Marshall also found the murder weapon used by 16-year-old Clifton Bode to kill Albert Burnett in 1977.
The only information Marshall had was that the weapon was thrown from a car window somewhere between the scene near College City and Sacramento.
He was walking the road, removing trash, when he moved branches of a weed apart to find the gun, 5.2 miles from the scene.
Bode served his sentence and was released in 2012.
Investigations involve gathering a lot detailed information for many possibilities, which Marshall said he doesn't think the public understands.
He said demands from the public have changed "because of TV and movies' influence of getting crimes solved in 42 minutes."
A long career
Marshall said he came to the Sheriff's Department in 1975, after the Williams City Council dissolved the Williams Police Department.
"They fired the police chief and it fell apart. Then, they had a few false starts."
He was a sheriff's deputy until 1979, then sergeant until 1984, a lieutenant until 1988, a captain until 2002 and took the sheriff position on Dec. 6, 2002, the day the former sheriff retired and a month before his term started.
Through his time in law enforcement, Marshall has come to believe that there is a lack of discipline in society and that lax laws on drugs and lying politicians are to blame.
Legalizing illicit drugs, are "giving the wrong direction for people to maintain discipline," Marshall said, noting that more than 80 percent of the property or violent crimes he sees are drug or alcohol related.
Another problem is a lack of integrity in political leadership.
"When we have the president of the United States go in and lie to everyone about his escapades, then what do you expect the public to do?" Marshall said citing a short list of presidents' who have been caught lying.
After 50 years of employment — Marshall mowed lawns and worked at a ranch and a drive-in movie theater before going into law enforcement — he is retiring.
Marshall said he has a love for the department and he will miss it.
"It's mostly the people — the dedication and drive to serve the community without much appreciation or much pay," Marshall said.
Sheriff wants new jail
Sheriff Scott Marshall said he plans to "get the process for a new jail started" In his last 15 months on the job.
"It's always been a search for the dollars to make it happen," Marshall said.
The county took a step forward on Tuesday when supervisors decided to proceed with submitting a proposal application to the state for a grant to pay for the construction of a new jail.
Marshall said there are five, $20 million grants available for improvements for small jails and there are at least five small jails in the state that are overcrowded and releasing inmates.
Marshall said the Colusa County jail is more than 50 years old, it's worn out and it's not compliant with current standards.
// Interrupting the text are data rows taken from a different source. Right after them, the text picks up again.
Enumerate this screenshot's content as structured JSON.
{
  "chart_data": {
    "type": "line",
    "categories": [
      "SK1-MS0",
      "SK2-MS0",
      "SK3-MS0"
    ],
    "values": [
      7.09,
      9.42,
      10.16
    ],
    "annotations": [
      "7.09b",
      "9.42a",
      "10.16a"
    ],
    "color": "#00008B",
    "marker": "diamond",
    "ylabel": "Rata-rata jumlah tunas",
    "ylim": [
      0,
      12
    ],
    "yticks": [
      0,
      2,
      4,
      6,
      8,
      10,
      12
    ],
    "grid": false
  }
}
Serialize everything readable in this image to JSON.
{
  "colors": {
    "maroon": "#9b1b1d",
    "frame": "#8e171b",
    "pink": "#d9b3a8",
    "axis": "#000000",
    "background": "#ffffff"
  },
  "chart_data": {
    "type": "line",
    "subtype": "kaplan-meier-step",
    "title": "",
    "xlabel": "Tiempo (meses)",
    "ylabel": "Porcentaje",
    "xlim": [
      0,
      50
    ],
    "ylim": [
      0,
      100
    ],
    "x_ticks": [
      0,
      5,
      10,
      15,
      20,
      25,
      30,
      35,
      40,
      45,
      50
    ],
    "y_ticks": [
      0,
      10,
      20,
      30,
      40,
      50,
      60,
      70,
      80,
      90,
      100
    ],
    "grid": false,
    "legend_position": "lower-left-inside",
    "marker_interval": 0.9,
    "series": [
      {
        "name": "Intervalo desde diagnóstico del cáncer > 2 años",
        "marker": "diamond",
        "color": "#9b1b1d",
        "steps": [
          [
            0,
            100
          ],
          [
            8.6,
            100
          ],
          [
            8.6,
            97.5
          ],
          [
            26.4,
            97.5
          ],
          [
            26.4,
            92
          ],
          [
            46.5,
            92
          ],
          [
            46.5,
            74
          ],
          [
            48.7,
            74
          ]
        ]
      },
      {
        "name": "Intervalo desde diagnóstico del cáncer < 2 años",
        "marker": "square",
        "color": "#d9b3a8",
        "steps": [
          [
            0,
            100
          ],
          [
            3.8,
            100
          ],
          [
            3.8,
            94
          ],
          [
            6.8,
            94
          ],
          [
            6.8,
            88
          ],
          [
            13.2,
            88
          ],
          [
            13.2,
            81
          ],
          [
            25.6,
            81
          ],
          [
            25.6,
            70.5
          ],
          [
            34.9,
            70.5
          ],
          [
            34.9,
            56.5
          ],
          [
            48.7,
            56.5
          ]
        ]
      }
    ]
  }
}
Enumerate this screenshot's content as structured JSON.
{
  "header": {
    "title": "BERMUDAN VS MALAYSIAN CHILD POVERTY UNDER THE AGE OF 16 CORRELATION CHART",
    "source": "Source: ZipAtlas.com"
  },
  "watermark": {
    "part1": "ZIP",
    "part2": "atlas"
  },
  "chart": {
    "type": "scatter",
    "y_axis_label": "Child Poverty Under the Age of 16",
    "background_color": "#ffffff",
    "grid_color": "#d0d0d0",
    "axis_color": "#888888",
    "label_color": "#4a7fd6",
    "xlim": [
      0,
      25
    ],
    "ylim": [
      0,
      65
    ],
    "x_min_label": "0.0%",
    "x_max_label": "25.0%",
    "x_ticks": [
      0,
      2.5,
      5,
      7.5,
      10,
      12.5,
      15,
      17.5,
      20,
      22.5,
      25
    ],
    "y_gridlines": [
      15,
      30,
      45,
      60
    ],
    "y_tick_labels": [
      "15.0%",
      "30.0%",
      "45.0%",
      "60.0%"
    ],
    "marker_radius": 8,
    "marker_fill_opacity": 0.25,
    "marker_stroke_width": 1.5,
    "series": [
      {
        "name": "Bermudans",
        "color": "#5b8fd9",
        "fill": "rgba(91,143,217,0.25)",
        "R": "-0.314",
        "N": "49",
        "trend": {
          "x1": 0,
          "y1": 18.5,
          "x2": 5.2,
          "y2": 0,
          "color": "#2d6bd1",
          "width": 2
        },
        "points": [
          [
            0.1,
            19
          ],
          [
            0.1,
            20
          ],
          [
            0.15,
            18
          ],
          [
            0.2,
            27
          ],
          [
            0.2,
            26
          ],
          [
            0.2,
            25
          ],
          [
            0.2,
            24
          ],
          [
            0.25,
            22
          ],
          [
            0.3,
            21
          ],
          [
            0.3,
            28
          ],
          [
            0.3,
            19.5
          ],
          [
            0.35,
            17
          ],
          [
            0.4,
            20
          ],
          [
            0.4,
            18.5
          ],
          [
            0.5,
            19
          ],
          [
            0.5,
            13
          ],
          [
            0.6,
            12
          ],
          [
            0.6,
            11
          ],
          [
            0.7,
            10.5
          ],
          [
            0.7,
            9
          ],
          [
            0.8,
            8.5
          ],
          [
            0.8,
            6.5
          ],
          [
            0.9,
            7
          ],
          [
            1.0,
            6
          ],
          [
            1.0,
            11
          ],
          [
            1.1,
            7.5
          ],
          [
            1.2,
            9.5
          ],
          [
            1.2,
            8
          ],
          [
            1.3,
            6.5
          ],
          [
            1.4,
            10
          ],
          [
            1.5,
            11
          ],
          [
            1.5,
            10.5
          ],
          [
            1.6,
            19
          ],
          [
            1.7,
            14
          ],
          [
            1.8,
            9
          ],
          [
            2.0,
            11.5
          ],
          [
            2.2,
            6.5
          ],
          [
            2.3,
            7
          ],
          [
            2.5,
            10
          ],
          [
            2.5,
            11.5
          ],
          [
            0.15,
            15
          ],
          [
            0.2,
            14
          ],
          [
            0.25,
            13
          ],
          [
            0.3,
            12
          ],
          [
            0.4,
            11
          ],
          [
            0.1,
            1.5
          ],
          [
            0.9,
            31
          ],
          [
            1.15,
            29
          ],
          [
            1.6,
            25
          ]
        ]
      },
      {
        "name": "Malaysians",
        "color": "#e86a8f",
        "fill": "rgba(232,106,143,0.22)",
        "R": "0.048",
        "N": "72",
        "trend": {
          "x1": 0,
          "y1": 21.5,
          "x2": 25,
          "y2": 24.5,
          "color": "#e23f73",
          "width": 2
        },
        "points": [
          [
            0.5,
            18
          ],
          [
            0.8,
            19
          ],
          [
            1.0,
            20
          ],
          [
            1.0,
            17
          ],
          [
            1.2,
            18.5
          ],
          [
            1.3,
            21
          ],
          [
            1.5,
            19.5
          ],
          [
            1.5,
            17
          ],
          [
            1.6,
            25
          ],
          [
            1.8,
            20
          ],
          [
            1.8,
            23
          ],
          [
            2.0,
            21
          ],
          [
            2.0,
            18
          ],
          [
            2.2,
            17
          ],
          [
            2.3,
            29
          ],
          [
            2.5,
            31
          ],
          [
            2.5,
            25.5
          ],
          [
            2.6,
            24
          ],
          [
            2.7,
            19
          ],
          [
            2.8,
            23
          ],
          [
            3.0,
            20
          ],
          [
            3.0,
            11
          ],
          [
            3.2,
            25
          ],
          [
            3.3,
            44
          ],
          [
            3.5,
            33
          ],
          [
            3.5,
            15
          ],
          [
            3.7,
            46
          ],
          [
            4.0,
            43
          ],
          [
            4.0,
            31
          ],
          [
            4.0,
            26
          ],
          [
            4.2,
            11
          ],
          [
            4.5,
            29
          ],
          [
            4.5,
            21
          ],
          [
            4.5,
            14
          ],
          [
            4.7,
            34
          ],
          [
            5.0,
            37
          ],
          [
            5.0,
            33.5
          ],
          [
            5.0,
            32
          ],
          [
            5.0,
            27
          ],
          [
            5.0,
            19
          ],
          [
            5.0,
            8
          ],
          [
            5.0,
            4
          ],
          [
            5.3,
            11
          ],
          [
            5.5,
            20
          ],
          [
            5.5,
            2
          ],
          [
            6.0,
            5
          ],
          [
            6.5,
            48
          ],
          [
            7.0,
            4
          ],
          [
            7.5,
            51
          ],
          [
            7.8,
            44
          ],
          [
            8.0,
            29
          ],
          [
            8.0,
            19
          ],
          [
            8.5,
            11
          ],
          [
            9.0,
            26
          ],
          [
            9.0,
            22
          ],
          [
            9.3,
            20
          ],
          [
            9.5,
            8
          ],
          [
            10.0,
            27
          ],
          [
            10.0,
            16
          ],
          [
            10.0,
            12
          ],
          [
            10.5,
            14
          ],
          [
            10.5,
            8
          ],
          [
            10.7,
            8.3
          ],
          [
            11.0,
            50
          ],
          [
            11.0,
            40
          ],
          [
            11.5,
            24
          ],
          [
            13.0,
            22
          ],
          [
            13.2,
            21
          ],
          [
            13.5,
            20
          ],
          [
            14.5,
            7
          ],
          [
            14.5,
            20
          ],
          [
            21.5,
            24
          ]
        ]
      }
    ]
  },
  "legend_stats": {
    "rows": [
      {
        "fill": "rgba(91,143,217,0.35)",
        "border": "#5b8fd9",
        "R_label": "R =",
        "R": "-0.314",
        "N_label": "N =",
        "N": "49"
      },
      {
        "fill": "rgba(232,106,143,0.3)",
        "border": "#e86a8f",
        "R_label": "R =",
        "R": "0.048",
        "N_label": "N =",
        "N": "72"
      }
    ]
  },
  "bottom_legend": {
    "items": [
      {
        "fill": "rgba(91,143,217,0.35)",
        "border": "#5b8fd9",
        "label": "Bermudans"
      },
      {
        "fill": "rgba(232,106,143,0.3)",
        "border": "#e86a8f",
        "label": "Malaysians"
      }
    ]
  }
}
But, it is not overcrowded.
"This jail has served the community well. The sheriff that had it built in the '60s did a fine job," he said.
Sergeant announces bid
Colusa County Sheriff's Department Sgt. Joe Garofalo is the first candidate to officially announce his intention to run for sheriff in 2014.
Garofalo announced last week that he would be running for office. Candidates have until March 7 to file for candidacy.
Garofalo, a lifelong Colusa resident, has worked for the Sheriff's Department for almost 18 years, and has been a sergeant since 2007.
"This is something I've been planning for the last four years now," Garofalo said. "I plan to improve our small-town way of life by working with youth and schools, in addition to working with the ag industry to create some type of networking system for local farmers, to reduce ag crime."